Witnesses at the Securities and Exchange Commission’s recent hearing on a rule proposal that defines “municipal advisor” and requires the registration of municipal advisors slammed the regulatory plan.
Section 975 of the Dodd-Frank Act requires that all municipal advisors register with the SEC, allowing for oversight and regulation by the Municipal Securities Rulemaking Board. The SEC released its first draft of the proposed rule-making in December 2010.
Kenneth Gibbs, the chairman of the Securities Industry and Financial Markets Association’s Municipal Securities Division, said that the rule contains “numerous provisions that would go against congressional intent and statutory authority,” AdvisorOne reports.
Additionally, Gibbs said that H.R. 2827, a provision proposed by Rep. Robert Dold (R-Ill.), would “help address these issues by clarifying key provisions of the statute,” according to AdvisorOne.

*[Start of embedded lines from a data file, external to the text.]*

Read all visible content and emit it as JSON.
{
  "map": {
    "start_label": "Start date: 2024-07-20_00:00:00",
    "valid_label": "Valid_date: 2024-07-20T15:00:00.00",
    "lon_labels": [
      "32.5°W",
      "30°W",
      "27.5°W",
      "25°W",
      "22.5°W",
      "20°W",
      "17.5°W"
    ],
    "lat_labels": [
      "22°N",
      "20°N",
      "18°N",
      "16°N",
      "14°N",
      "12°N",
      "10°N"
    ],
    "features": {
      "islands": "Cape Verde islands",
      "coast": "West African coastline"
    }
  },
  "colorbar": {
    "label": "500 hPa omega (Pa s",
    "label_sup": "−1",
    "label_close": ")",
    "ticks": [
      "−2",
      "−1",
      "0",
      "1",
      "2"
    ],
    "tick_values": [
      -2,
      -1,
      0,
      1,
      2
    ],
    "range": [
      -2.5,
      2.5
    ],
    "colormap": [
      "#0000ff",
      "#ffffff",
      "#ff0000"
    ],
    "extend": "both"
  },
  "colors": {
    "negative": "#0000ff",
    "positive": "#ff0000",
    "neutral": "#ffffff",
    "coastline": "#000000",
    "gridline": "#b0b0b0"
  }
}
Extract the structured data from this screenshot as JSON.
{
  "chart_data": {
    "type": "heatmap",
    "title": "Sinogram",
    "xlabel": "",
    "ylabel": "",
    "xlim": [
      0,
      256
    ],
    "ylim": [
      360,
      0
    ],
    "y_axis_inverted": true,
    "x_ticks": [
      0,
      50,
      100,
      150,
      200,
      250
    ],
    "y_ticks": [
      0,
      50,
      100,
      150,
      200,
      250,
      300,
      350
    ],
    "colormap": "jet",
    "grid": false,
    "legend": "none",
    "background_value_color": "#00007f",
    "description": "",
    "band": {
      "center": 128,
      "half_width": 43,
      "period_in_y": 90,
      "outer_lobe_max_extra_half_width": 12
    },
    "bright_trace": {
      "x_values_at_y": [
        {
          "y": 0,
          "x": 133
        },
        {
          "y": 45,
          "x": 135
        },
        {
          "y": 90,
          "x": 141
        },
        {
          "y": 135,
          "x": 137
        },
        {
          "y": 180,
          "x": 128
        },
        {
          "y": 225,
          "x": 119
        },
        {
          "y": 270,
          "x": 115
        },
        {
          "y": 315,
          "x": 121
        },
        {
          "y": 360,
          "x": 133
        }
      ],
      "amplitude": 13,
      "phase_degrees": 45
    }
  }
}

Rep. Steve Garrett (R-N.J.), the chairman of the House Financial Services Capital Markets Subcommittee, said that the definition of a municipal advisor is important as, once the label is assigned, municipal advisors “are subject to a statutory fiduciary duty and additional anti-fraud provisions as well as registration and the new MSRB rules.”
A provision of H.R. 2827 would eliminate the federal fiduciary duty required of municipal advisors.
Alan Polsky, the chairman of the MSRB, said that while “Congress [may] determine whether a federal fiduciary duty for advisors is appropriate” in a trust relationship with local, state and federal governments, “a fiduciary duty applies by virtue of common law,” AdvisorOne reports.
Polsky added that while the existing fiduciary duty may not be mandated by a federal statute, “it exists nonetheless,” and if the federal fiduciary standard were to be eliminated by such a provision, there would still be applicable fiduciary duty standards in each of the 50 states.